The results that Dr. Zuker and his team had obtained up to this point allowed them to describe a bowel-neural circuit in a very detailed way, which ensures that the animals so eagerly desire to consume sweet foods. Finally, they wondered whether selectively activating this circuit makes it possible to change the preference to foods other than consumer taste. To find the answer, scientists genetically modified NTS neurons, using a technique known as DREADDsmeaning «designed drug-activated receptors». This technique is very useful for investigating the communication pathways between our organs, since with it you can insert receptors into specific cells that you want to study, which can only be activated by drugs, or molecules, which are completely harmless to the body. Therefore, the researchers inserted DREADDs in the NTS neurons of mice, and then proceeded to give them two options of sweetened drinks with artificial flavorings: one very sweet and popular among mice, cherry, and another not so sweet and that, therefore, rodents did not like much, grape. Unsurprisingly, all the mice preferred the cherry drink, but when they added the molecule that activated the DREADDs present in NTS neurons, mice changed their preference, and after 48 hours, rodents consumed almost exclusively grape drink. With this end result, the researchers not only confirmed their suspicion, but were also able to Hack to the circuit.

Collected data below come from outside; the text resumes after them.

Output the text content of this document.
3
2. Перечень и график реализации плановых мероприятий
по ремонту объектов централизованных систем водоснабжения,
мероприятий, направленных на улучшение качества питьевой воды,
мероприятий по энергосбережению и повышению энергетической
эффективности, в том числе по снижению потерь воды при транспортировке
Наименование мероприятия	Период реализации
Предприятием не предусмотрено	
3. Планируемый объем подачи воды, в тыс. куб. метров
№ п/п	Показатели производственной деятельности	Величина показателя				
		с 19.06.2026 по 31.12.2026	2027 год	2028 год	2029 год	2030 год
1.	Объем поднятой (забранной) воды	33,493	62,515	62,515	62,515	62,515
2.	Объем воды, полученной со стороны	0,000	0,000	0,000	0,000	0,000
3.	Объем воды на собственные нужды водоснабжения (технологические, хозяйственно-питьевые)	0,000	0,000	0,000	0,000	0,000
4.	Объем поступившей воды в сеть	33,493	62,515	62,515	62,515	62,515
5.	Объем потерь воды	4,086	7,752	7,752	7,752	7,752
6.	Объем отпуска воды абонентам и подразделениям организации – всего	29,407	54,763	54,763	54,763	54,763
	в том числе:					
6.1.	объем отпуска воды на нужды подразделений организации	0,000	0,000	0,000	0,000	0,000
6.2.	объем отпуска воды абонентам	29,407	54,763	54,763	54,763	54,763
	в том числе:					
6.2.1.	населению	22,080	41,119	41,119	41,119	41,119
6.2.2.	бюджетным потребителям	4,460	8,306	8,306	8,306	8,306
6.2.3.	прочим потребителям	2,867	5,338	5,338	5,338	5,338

The results obtained by Dr. Zuker’s research team describe a new communication circuit between our gut and brain and reveal that even though we limit our sugar intake to opt for a healthier life, it is very difficult to deceive the brain, although in humans it is not impossible.
So the next time you come up with that tremendous urge to eat something sweet, having been limiting your sugar intake by using artificial sweeteners, remember that it’s just your brain missing its precious delicacy.
* This article arises from the agreement with the Interdisciplinary Center of Neuruniversity of Valparaiso.